Prometheus in Istio Mesh cannot scrape metrics when PeerAuthentication MTLS mode is Permissive
Bug Description
Let me start by saying I am not sure if it is more appropriate to file this issue with Prometheus, or with Istio. If this is better suited for Prometheus, please close the issue.
Given a Prometheus instance inside the mesh, When the Prometheus scrape target is also inside the mesh, And the default mesh PeerAuthentication MTLS mode is set to PERMISSIVE, The Prometheus client cannot scrape metrics from endpoints, and receives generic SSL errors (EOF).
I believe this is because MTLS PERMISSIVE mode adds an ALPN filter to the Envoy config, and Istio expects to see ALPN info in the TLS request. ALPN info is automatically set when using normal MTLS with Istio sidecars, but the Prometheus client doesn’t do that - it bypasses Envoy and uses TLS directly.
I can work around this by setting the default mesh MTLS mode to STRICT, and creating workload specific PeerAuthentication policies, but the desired outcome would be to set PERMISSIVE cluster wide and not worry about individual applications.
Version
istioctl/istio:
1.11.4
kubectl/k8s: 1.22
Additional Information
No response
Take a look at https://istio.io/latest/docs/ops/integrations/prometheus/ if you haven't already. We are working on a more long term fix for this but its a ways off (https://docs.google.com/document/d/1NAccj8WyjBXOUsMdOHW9sWW6PeCnrIWpc3muBHd4Cs8/edit#heading=h.xw1gqgyqs5b)
As a workaround I have Prometheus configured to use STRICT MTLS mode according to the TLS settings defined in the integrations doc you linked. Apps that are required to be outside the mesh, but still need communicate with in-mesh services have workload-specific PeerAuthentication policies configured that sets the MTLS mode to PERMISSIVE for those in-mesh services.
Where it breaks down is if I change the cluster-wide mesh MTLS mode to PERMISSIVE - then Prometheus (which should still be using MTLS) fails and starts getting EOF messages when trying to complete TLS handshakes.
🚧 This issue or pull request has been closed due to not having had activity from an Istio team member since 2022-05-04. If you feel this issue or pull request deserves attention, please reopen the issue.

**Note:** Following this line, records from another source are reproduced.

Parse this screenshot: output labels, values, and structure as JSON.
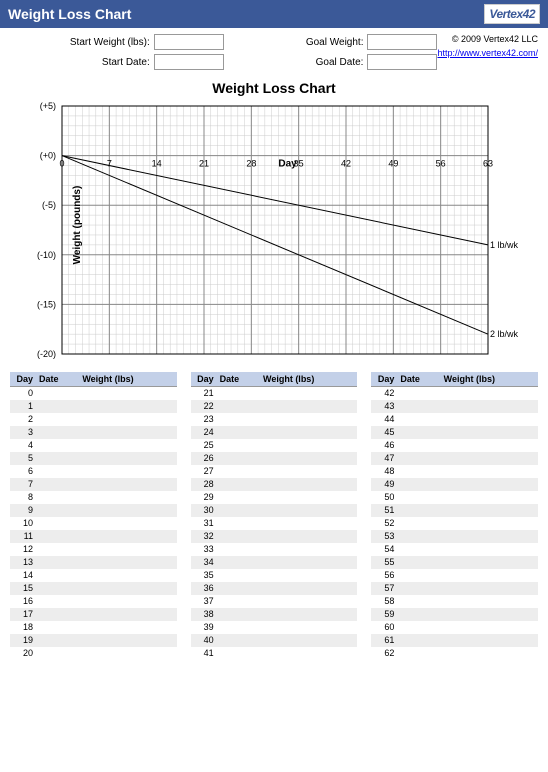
{
  "titlebar": {
    "title": "Weight Loss Chart",
    "logo_text": "Vertex42"
  },
  "header": {
    "start_weight_label": "Start Weight (lbs):",
    "start_date_label": "Start Date:",
    "goal_weight_label": "Goal Weight:",
    "goal_date_label": "Goal Date:",
    "start_weight_value": "",
    "start_date_value": "",
    "goal_weight_value": "",
    "goal_date_value": "",
    "copyright": "© 2009 Vertex42 LLC",
    "link_text": "http://www.vertex42.com/"
  },
  "chart_data": {
    "type": "line",
    "title": "Weight Loss Chart",
    "xlabel": "Day",
    "ylabel": "Weight (pounds)",
    "xlim": [
      0,
      63
    ],
    "ylim": [
      -20,
      5
    ],
    "x_ticks": [
      0,
      7,
      14,
      21,
      28,
      35,
      42,
      49,
      56,
      63
    ],
    "y_ticks": [
      5,
      0,
      -5,
      -10,
      -15,
      -20
    ],
    "y_tick_labels": [
      "(+5)",
      "(+0)",
      "(-5)",
      "(-10)",
      "(-15)",
      "(-20)"
    ],
    "series": [
      {
        "name": "1 lb/wk",
        "x": [
          0,
          63
        ],
        "y": [
          0,
          -9
        ]
      },
      {
        "name": "2 lb/wk",
        "x": [
          0,
          63
        ],
        "y": [
          0,
          -18
        ]
      }
    ]
  },
  "table": {
    "headers": {
      "day": "Day",
      "date": "Date",
      "weight": "Weight (lbs)"
    },
    "columns": [
      [
        0,
        1,
        2,
        3,
        4,
        5,
        6,
        7,
        8,
        9,
        10,
        11,
        12,
        13,
        14,
        15,
        16,
        17,
        18,
        19,
        20
      ],
      [
        21,
        22,
        23,
        24,
        25,
        26,
        27,
        28,
        29,
        30,
        31,
        32,
        33,
        34,
        35,
        36,
        37,
        38,
        39,
        40,
        41
      ],
      [
        42,
        43,
        44,
        45,
        46,
        47,
        48,
        49,
        50,
        51,
        52,
        53,
        54,
        55,
        56,
        57,
        58,
        59,
        60,
        61,
        62
      ]
    ]
  }
}
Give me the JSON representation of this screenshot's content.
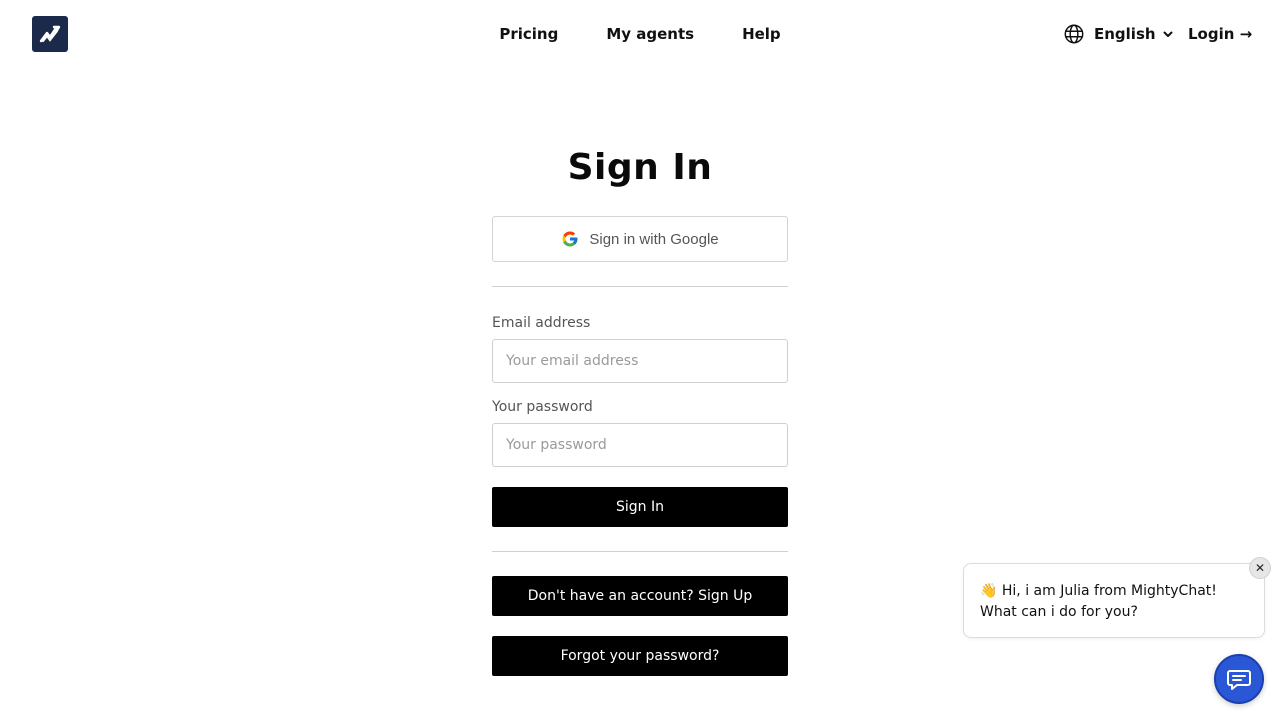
{
  "header": {
    "logo_icon": "logo-chart-icon",
    "nav": [
      "Pricing",
      "My agents",
      "Help"
    ],
    "language": "English",
    "login": "Login →"
  },
  "form": {
    "title": "Sign In",
    "google_button": "Sign in with Google",
    "email_label": "Email address",
    "email_placeholder": "Your email address",
    "email_value": "",
    "password_label": "Your password",
    "password_placeholder": "Your password",
    "password_value": "",
    "submit": "Sign In",
    "signup": "Don't have an account? Sign Up",
    "forgot": "Forgot your password?"
  },
  "chat": {
    "message_line1": "👋 Hi, i am Julia from MightyChat!",
    "message_line2": "What can i do for you?",
    "close_label": "✕",
    "launcher_icon": "chat-bubble-icon",
    "accent_color": "#2a57d6"
  },
  "colors": {
    "brand_dark": "#1b2a4a",
    "primary_button": "#000000"
  }
}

Please see this wiki page for more information. Thank you for your contributions.
Created by the issue and PR lifecycle manager.
issue is still relevant. a service that gets traffic in permissive mode, cannot be scraped by job with tls_config
same here, when I have STRICT mode on with my ServiceMonitor configured with the below, it scrapes fine.
scheme: https
tls_config:
ca_file: /etc/prom-certs/root-cert.pem
cert_file: /etc/prom-certs/cert-chain.pem
key_file: /etc/prom-certs/key.pem
insecure_skip_verify: true # Prometheus does not support Istio security naming, thus skip verifying target pod certificate
However, if I remove my PeerAuthentication CR to change it back to PERMISSIVE mode, I get this error
Get "https://XXXXXX/metrics": read tcp XXXXXX->XXXXXX: read: connection reset by peer
This is working as expected. Would welcome an update on https://istio.io/latest/docs/ops/integrations/prometheus/#tls-settings to make this clear
same here as @andehpants
when we have STRICT with tls_config, it's working fine. But with PERMISSIVE mode, getting this error:
read tcp XXXXXX->XXXXXX: read: connection reset by peer
@howardjohn we have the same config you've shared in the doc: https://istio.io/latest/docs/ops/integrations/prometheus/#tls-settings but it's still not working with PERMISSIVE mode. Can you share any other config to be added/updated?
What needs to be updated is the doc to say you cannot use PERMISSIVE mode. It will not work. Istio identifies "Istio mTLS" by an ALPN and prometheus cannot set that.
The specific field that causes the problem in Permissive mode is scheme: https. If you remove that or set it to http instead then it will work.
But when you enable strict mode, it will break again until you set scheme: https.
However, I cannot explain why it won't work with scheme: https in PERMISSIVE mode.
@howardjohn Do you mind clarifying this please?